Friday, July 5, 2013

OUR DOGS CIVILIZE[D] US!

Donald McCaig, Eminent Dogs, Dangerous Men: Searching Through Scotland for a Border Collie (New York: Harper Perennial, 1991, 1992) ("It is politically unpopular to claim that human character traits (intelligence, courage, ingenuity) can be inherited. But that's the working belief in the sheepdog breeding world. It is thought that a dog sired by Wiston Cap, one who looks like the old man, will likely behave like his eminent sire." Id. at 9. "Learning a dog's worldview, altering it (within bounds), accepting a dog's understanding as sometimes more reliable than a man's--these commonplace tools of dog training are a mild cultural treason. The rare dog handlers who, by gift or necessity, become truly dangerous inhabit a reality most of us can scarcely imagine--every day they share the thoughts, habits, tics and aspirations of a genuinely alien mind. When I asked these men about their connection with their dogs, they were reticent. They were also, without exception, masterful and deeply obsessed." Id. at 78. "It has been twenty thousand years since man and dog formed their partnership.

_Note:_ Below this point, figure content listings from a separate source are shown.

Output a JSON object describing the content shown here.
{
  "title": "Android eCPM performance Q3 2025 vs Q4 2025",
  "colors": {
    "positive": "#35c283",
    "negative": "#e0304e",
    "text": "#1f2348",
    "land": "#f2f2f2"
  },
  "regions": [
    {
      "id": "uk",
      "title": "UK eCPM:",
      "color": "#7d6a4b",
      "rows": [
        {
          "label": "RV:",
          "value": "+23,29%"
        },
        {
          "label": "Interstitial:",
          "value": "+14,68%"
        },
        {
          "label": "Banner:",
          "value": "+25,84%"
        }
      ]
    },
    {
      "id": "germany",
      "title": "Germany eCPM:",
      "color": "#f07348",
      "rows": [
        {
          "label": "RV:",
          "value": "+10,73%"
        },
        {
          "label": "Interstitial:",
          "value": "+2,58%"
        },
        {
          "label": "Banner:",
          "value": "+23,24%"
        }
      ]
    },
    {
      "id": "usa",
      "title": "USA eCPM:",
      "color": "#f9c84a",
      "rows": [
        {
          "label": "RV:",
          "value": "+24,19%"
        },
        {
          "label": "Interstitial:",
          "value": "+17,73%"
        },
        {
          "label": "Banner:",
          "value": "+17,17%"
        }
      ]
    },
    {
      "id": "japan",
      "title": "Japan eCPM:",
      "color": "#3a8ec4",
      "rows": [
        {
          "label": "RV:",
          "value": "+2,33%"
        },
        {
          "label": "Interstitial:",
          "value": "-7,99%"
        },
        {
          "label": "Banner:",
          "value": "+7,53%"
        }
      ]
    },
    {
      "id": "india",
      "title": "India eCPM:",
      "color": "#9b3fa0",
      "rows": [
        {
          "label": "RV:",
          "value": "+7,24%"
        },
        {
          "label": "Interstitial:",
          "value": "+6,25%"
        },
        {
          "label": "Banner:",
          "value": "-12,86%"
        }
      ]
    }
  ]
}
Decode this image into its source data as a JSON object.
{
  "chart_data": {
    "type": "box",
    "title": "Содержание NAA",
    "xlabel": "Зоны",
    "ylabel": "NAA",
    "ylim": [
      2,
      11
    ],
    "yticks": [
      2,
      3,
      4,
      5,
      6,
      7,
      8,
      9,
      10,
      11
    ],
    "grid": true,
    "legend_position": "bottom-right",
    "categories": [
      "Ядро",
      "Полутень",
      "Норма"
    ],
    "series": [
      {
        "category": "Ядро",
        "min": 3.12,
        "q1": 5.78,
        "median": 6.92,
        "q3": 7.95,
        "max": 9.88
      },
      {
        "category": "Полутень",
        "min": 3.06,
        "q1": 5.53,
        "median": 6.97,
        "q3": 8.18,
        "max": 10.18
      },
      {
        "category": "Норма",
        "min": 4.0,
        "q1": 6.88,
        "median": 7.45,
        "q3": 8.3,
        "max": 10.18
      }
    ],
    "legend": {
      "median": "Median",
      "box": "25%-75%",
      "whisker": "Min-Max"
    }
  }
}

That we have altered the dog genetically is well understood; it is hardly known how they changed us. Since dogs could hear and smell better than men, we could concentrate on sight. Since courage is commonplace in dogs, men's adrenal glands could shrink. Dogs, my making us more efficient predators, gave us time to think. In short, dogs civilized us.Id. at 132. "In America, dogs are rarely seen in offices, shops, subways, trains or buses, and only in our mountain West will you find a dog in a bar. Sometimes I think Americans are afraid of dogs." Id. at 133. "J. M. Wilson once said the proper thing to do with a dog that qualified at the National is put it away until the International. This sound advice is universally ignored. When a man has a dog that's almost, almost perfect, it's beyond human restraint to leave the dog alone, Instead, they'll work on that slight imperfection, screwing the dog down tighter and tighter until, under the pressure of the big trial, the god just falls to pieces." "Many a man came off the course today abashed at problems he;d caused himself, overtraining his dog." Id. at 193.).